Another US Fallacy, Keeping Secrets on Saudi Involvement

Among other US government oversights, according to the interviewed responders and attorneys, was that of investigations and accusations that despite all proofs of Saudi involvement, Washington intensified its efforts to keep secrets about Saudi connections to 9/11.

First, there was the inescapable fact that, like Osama bin Laden, 15 of the 19 hijackers were Saudis, the documentary points out. It also states that the attacks were sponsored, funded, and trained by the Saudi government given a bunch of details and data on such involvement and that the extremist goals of hijackers were consistent with that of the Saudi Ministry of Islamic affairs.

“It’s a very dangerous government,” says Sharon Clemens, a survivor and administrator in social works, referring to the Saudi ideology of being angry if the US had to stop buying oil or trading with them.

The documentary went on to prove that despite clear indicators of Saudi role in 9/11, the US has worked to hide Saudi involvement, citing a testimony by Former White House Counter-Terrorism Adviser, Richard Clarke, who assured that the US received a warning a week before September 11 but nothing was done.

JASTA for Justice

Interviewees went on to deplore the lobbyists pressure that prevented JASTA from moving on and baring fruit in investigating Saudi officials. An investigation that could possibly see light after first responders and family members of the nearly 3,000 victims wrote a sternly worded letter to the US President Joe Biden. They accused the US of deliberately keeping the documents under wraps. Biden has consequently directed the Justice Department and other agencies to begin a six-month process of declassifying documents related to the FBI’s investigations into the September 11, 2001 attacks.

“We have investigators and finances for the next stage of this case.

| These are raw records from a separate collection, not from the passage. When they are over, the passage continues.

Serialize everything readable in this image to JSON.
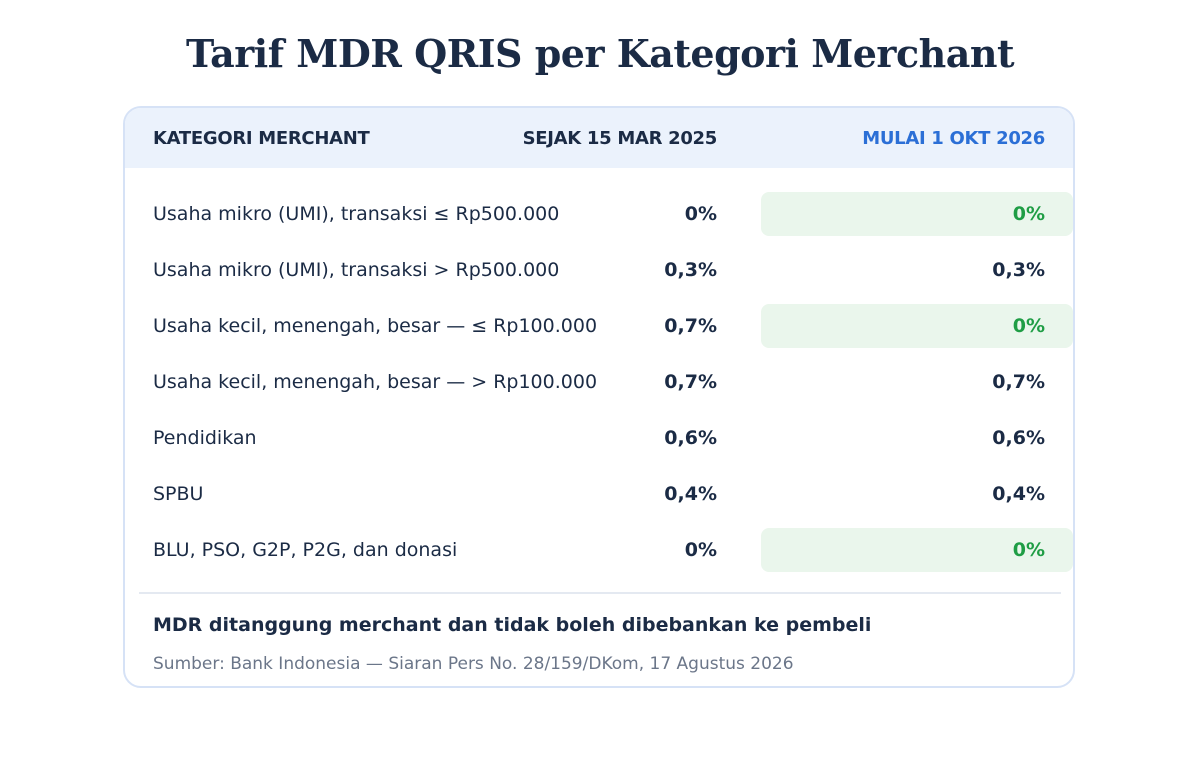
{
  "title": "Tarif MDR QRIS per Kategori Merchant",
  "table": {
    "headers": {
      "category": "KATEGORI MERCHANT",
      "current": "SEJAK 15 MAR 2025",
      "upcoming": "MULAI 1 OKT 2026"
    },
    "rows": [
      {
        "category": "Usaha mikro (UMI), transaksi ≤ Rp500.000",
        "current": "0%",
        "upcoming": "0%",
        "highlight": true
      },
      {
        "category": "Usaha mikro (UMI), transaksi > Rp500.000",
        "current": "0,3%",
        "upcoming": "0,3%",
        "highlight": false
      },
      {
        "category": "Usaha kecil, menengah, besar — ≤ Rp100.000",
        "current": "0,7%",
        "upcoming": "0%",
        "highlight": true
      },
      {
        "category": "Usaha kecil, menengah, besar — > Rp100.000",
        "current": "0,7%",
        "upcoming": "0,7%",
        "highlight": false
      },
      {
        "category": "Pendidikan",
        "current": "0,6%",
        "upcoming": "0,6%",
        "highlight": false
      },
      {
        "category": "SPBU",
        "current": "0,4%",
        "upcoming": "0,4%",
        "highlight": false
      },
      {
        "category": "BLU, PSO, G2P, P2G, dan donasi",
        "current": "0%",
        "upcoming": "0%",
        "highlight": true
      }
    ]
  },
  "note": "MDR ditanggung merchant dan tidak boleh dibebankan ke pembeli",
  "source": "Sumber: Bank Indonesia — Siaran Pers No. 28/159/DKom, 17 Agustus 2026",
  "colors": {
    "accent_blue": "#2b6fd6",
    "highlight_green": "#1f9d45",
    "highlight_bg": "#eaf6ec",
    "header_bg": "#ebf2fc"
  }
}
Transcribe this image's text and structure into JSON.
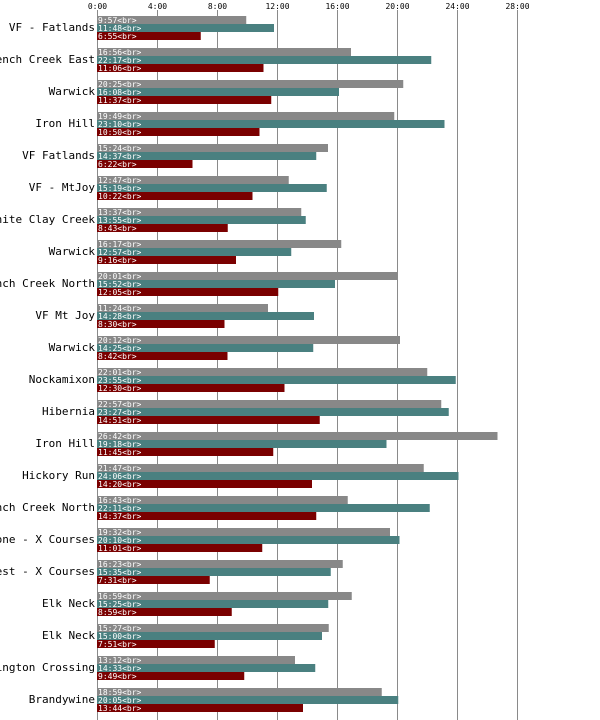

If the court will dismiss the case, then we’ll appeal, if it doesn’t and we survive the appeal, then we’ll be able to demand that Saudi Arabia provide witnesses,” Justin Green, an Aviation Analyst and Attorney representing 9/11 victims families, pointed out in the film, assuring that Saudi was playing a double game when it comes to supporting al-Qaeda.

Green brought up sensitive findings related to Saudi government links with terrorists. He said that Fahad al-Thumairy, a 32-year-old Imam and accredited diplomat at the Saudi consulate in Los Angeles from 1996 to 2003, met at the consulate with Omar Al-Bayoumi just before the latter met two of the hijackers at a restaurant, believing that al-Thumairy had provided the terrorists with assistance and support but fled the US suddenly after 9/11 without getting to question him by the FBI.

“JASTA is about getting justice for those who lost loved ones and for the people who survived,” Sharon Clemens says, while assuring that no money could compensate the long-term physical and mental damages inflicted by September attacks.

The greatest compensation would be them (Saudi Arabia) leaving our country, Michael O’Connell pleads at the end of the documentary.